The recent visit of Japanese Prime Minister Shinzo Abe to India and the subsequent talks with Prime Minister Narendra Modi saw the discussion of several important issues, including China's expansion through its OBOR (One Belt One Road) initiative, and laying the foundation stone of India's first bullet train, made with the aid of Japan.

However, one international issue was not discussed, namely the disputed South China Sea, in contrast to the previous two India-Japan summits where the summit declarations specifically referred to the South China Sea and reaffirmed the commitment to freedom of navigation and overflight.

Several reasons may be behind the absence of South China Sea mention during the bilateral talks between India and Japan, including the stand taken by US President Donald Trump, backing off from the issue with China. For example, the recent successful resolution to the Doklam dispute where Indian and Chinese forces had been locked in a standoff for 73 days, along with the threat Japan faces from North Korea in the wake of two missile launches from Pyongyang over Japan.
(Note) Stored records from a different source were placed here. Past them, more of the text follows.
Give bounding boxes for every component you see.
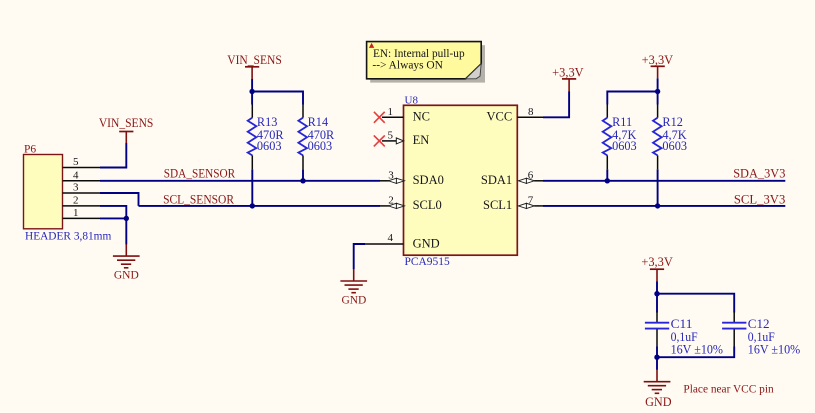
- P6 pin 1: [63, 207, 101, 219]
- U8 pin 1 NC: [382, 106, 430, 124]
- wire VIN_SENS top to junction: [251, 79, 253, 105]
- ground GND caps: [644, 370, 672, 410]
- U8 designator: [405, 94, 419, 106]
- power VIN_SENS left: [99, 116, 154, 143]
- svg-text:GND: GND: [341, 295, 366, 307]
- wire +3,3V to R12 top: [657, 78, 659, 104]
- svg-text:7: 7: [528, 195, 534, 207]
- P6 designator: [24, 144, 36, 156]
- resistor R12: [653, 104, 687, 169]
- svg-text:3: 3: [73, 182, 79, 194]
- resistor R13: [248, 104, 285, 169]
- U8 pin 4 GND: [365, 232, 440, 251]
- U8 part number PCA9515: [405, 256, 451, 268]
- svg-text:2: 2: [388, 195, 394, 207]
- resistor R14: [298, 104, 335, 169]
- junction R13 SCL: [250, 203, 255, 208]
- svg-text:4: 4: [73, 170, 79, 182]
- U8 pin 3 SDA0: [380, 169, 444, 187]
- wire +3,3V to C11 top: [656, 281, 658, 312]
- wire C11 bottom to junction: [656, 347, 658, 370]
- P6 pin 5: [63, 156, 101, 168]
- junction R12 SCL1: [655, 203, 660, 208]
- svg-text:--> Always ON: --> Always ON: [372, 58, 443, 72]
- no-ERC X pin 1: [374, 112, 385, 123]
- svg-text:SCL0: SCL0: [413, 198, 442, 212]
- P6 pin 4: [63, 170, 101, 182]
- wire pin5 to VIN_SENS: [100, 143, 126, 168]
- net label SCL_SENSOR: [163, 193, 234, 207]
- svg-text:+3,3V: +3,3V: [552, 65, 583, 79]
- wire R11 bottom to SDA1: [606, 169, 608, 181]
- svg-text:0603: 0603: [612, 139, 637, 153]
- wire SDA_SENSOR: [100, 180, 380, 182]
- svg-text:GND: GND: [114, 270, 139, 282]
- svg-text:SCL_3V3: SCL_3V3: [734, 193, 785, 207]
- svg-text:Place near VCC pin: Place near VCC pin: [683, 382, 773, 396]
- svg-text:GND: GND: [645, 395, 672, 409]
- wire pin2 down to pin1: [100, 206, 126, 219]
- svg-text:0603: 0603: [662, 139, 687, 153]
- svg-text:NC: NC: [413, 110, 430, 124]
- wire junction to R14 top: [252, 92, 303, 105]
- wire pin1 to GND: [100, 218, 126, 244]
- svg-text:3: 3: [388, 169, 394, 181]
- svg-text:0603: 0603: [308, 139, 333, 153]
- svg-text:P6: P6: [24, 144, 36, 156]
- U8 pin 8 VCC: [486, 106, 543, 124]
- junction +3,3V R12: [655, 89, 660, 94]
- junction R11 SDA1: [605, 178, 610, 183]
- svg-text:VIN_SENS: VIN_SENS: [99, 116, 154, 130]
- svg-text:16V ±10%: 16V ±10%: [748, 342, 801, 356]
- U8 pin 6 SDA1: [481, 169, 543, 187]
- wire VCC to +3,3V: [543, 91, 569, 117]
- svg-text:U8: U8: [405, 94, 419, 106]
- svg-text:5: 5: [388, 129, 394, 141]
- P6 pin 2: [63, 195, 101, 207]
- svg-text:SDA0: SDA0: [413, 173, 444, 187]
- svg-text:16V ±10%: 16V ±10%: [671, 342, 724, 356]
- net label SDA_3V3: [733, 166, 785, 180]
- P6 pin 3: [63, 182, 101, 194]
- text Place near VCC pin: [683, 382, 773, 396]
- junction header pin1/pin2: [124, 216, 129, 221]
- svg-text:PCA9515: PCA9515: [405, 256, 451, 268]
- svg-text:SDA_SENSOR: SDA_SENSOR: [164, 166, 236, 180]
- wire pin3 step to SCL: [100, 193, 139, 206]
- wire C12 bottom to junction: [657, 347, 734, 358]
- svg-text:SCL1: SCL1: [483, 198, 512, 212]
- svg-text:SDA1: SDA1: [481, 173, 512, 187]
- svg-text:1: 1: [388, 106, 394, 118]
- svg-text:4: 4: [388, 232, 394, 244]
- svg-text:1: 1: [73, 207, 79, 219]
- svg-text:8: 8: [528, 106, 534, 118]
- wire R13 bottom to SCL: [251, 169, 253, 206]
- ground GND header: [113, 244, 140, 282]
- svg-text:HEADER 3,81mm: HEADER 3,81mm: [25, 231, 111, 243]
- note EN internal pull-up: [367, 42, 485, 83]
- power VIN_SENS top: [227, 53, 282, 79]
- no-ERC X pin 5: [374, 135, 385, 146]
- svg-text:EN: EN: [413, 133, 430, 147]
- svg-text:5: 5: [73, 156, 79, 168]
- wire junction to R11 top: [607, 92, 657, 105]
- svg-text:VIN_SENS: VIN_SENS: [227, 53, 282, 67]
- svg-text:SCL_SENSOR: SCL_SENSOR: [163, 193, 234, 207]
- power +3,3V at R11 R12: [642, 53, 673, 78]
- power +3,3V at C11 C12: [641, 255, 672, 281]
- svg-text:+3,3V: +3,3V: [642, 53, 673, 67]
- capacitor C11: [645, 312, 724, 357]
- connector P6 body: [24, 155, 63, 229]
- svg-text:0603: 0603: [257, 139, 282, 153]
- wire R14 bottom to SDA: [302, 169, 304, 181]
- wire U8 GND pin to ground: [354, 244, 365, 269]
- wire SDA1 to SDA_3V3: [543, 180, 785, 182]
- U8 pin 2 SCL0: [380, 195, 442, 213]
- svg-text:+3,3V: +3,3V: [641, 255, 672, 269]
- wire SCL_SENSOR: [139, 205, 381, 207]
- ground GND U8: [340, 269, 367, 307]
- junction VIN_SENS top: [249, 89, 254, 94]
- wire SCL1 to SCL_3V3: [543, 205, 785, 207]
- net label SDA_SENSOR: [164, 166, 236, 180]
- U8 pin 5 EN: [382, 129, 429, 147]
- wire R12 bottom to SCL1: [657, 169, 659, 206]
- wire junction to C12 top: [657, 294, 734, 313]
- capacitor C12: [722, 312, 801, 357]
- power +3,3V at VCC: [552, 65, 583, 91]
- junction caps bottom: [654, 355, 659, 360]
- svg-text:VCC: VCC: [486, 110, 512, 124]
- svg-text:6: 6: [528, 169, 534, 181]
- P6 value label HEADER 3,81mm: [25, 231, 111, 243]
- junction R14 SDA: [300, 178, 305, 183]
- IC U8 body: [404, 105, 518, 255]
- svg-text:GND: GND: [413, 237, 440, 251]
- net label SCL_3V3: [734, 193, 785, 207]
- svg-text:SDA_3V3: SDA_3V3: [733, 166, 785, 180]
- resistor R11: [603, 104, 637, 169]
- svg-text:2: 2: [73, 195, 79, 207]
- U8 pin 7 SCL1: [483, 195, 543, 213]
- junction caps top: [654, 291, 659, 296]
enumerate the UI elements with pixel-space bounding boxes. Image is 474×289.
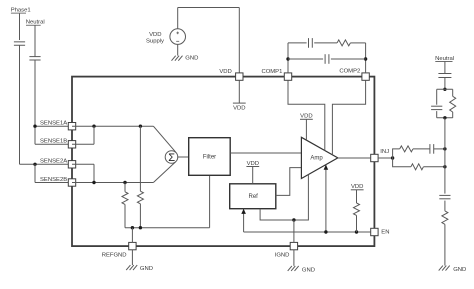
svg-text:GND: GND	[453, 267, 466, 273]
svg-text:VDD: VDD	[247, 161, 259, 167]
svg-text:EN: EN	[381, 230, 389, 236]
svg-text:Σ: Σ	[168, 152, 175, 164]
svg-text:Supply: Supply	[146, 38, 164, 44]
svg-text:SENSE2A: SENSE2A	[40, 159, 67, 165]
svg-text:Amp: Amp	[310, 156, 323, 162]
svg-text:INJ: INJ	[380, 149, 389, 155]
svg-text:IGND: IGND	[275, 252, 290, 258]
svg-text:Phase1: Phase1	[11, 8, 31, 14]
svg-text:SENSE1B: SENSE1B	[40, 139, 67, 145]
svg-text:SENSE1A: SENSE1A	[40, 120, 67, 126]
svg-text:VDD: VDD	[300, 114, 312, 120]
svg-text:GND: GND	[302, 267, 315, 273]
svg-text:VDD: VDD	[149, 32, 161, 38]
svg-text:VDD: VDD	[351, 184, 363, 190]
svg-text:COMP2: COMP2	[339, 69, 360, 75]
svg-text:REFGND: REFGND	[102, 253, 127, 259]
svg-text:VDD: VDD	[219, 69, 231, 75]
svg-text:GND: GND	[140, 266, 153, 272]
svg-text:Filter: Filter	[203, 154, 216, 160]
svg-text:Ref: Ref	[249, 194, 259, 200]
svg-text:VDD: VDD	[233, 105, 245, 111]
svg-text:SENSE2B: SENSE2B	[40, 177, 67, 183]
svg-text:Neutral: Neutral	[26, 20, 45, 26]
svg-text:GND: GND	[185, 56, 198, 62]
svg-text:COMP1: COMP1	[261, 69, 282, 75]
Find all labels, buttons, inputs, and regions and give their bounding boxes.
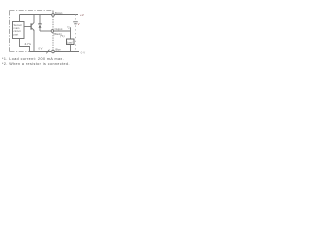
svg-text:Output: Output bbox=[55, 27, 63, 31]
svg-text:*2: *2 bbox=[67, 25, 70, 29]
svg-text:V: V bbox=[78, 22, 80, 26]
svg-text:Blue: Blue bbox=[56, 47, 62, 51]
terminal circle 0V bbox=[52, 50, 55, 53]
battery plate short bbox=[74, 23, 76, 25]
transistor Q1 collector bbox=[32, 15, 34, 26]
svg-text:Brown: Brown bbox=[55, 11, 63, 15]
sensor enclosure dashed box top edge bbox=[10, 10, 54, 12]
wire: load bottom to 0V bbox=[70, 45, 72, 52]
zener diode D1 lead bbox=[39, 15, 41, 32]
svg-text:0 V: 0 V bbox=[39, 47, 43, 51]
zener diode D1 cathode bar bbox=[38, 23, 42, 25]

In the past, the Modi government has issued direct mentions of the South China Sea dispute in its past joint declarations, specifically with the US in 2014, under the presidency of Barack Obama.         

The varied stance of US President Donald Trump over the South China Sea may also have influenced the mention of the dispute between India and Japan.

According to strategic affairs expert Brahma Chellaney, since Trump has effectively given China a "free pass" on how to act on South China Sea, India and Japan are in a more difficult position to address the issue.

"The omission is especially significant given the reference to the SCS in the 2015 and 2016 joint statements. India and Japan cannot ignore the fact that the US has no clear policy on SCS," said Chellaney.

"Under Trump, the US has no desire to seek a return to status quo ante in the SCS. As a result, China is consolidating its position in the SCS, even as the US symbolically undertakes freedom-of-navigation operations in the region," he added.

China's construction of artificial reefs, consolidating its territory in the contested South China Sea has been a topic of dispute for other nations in the area.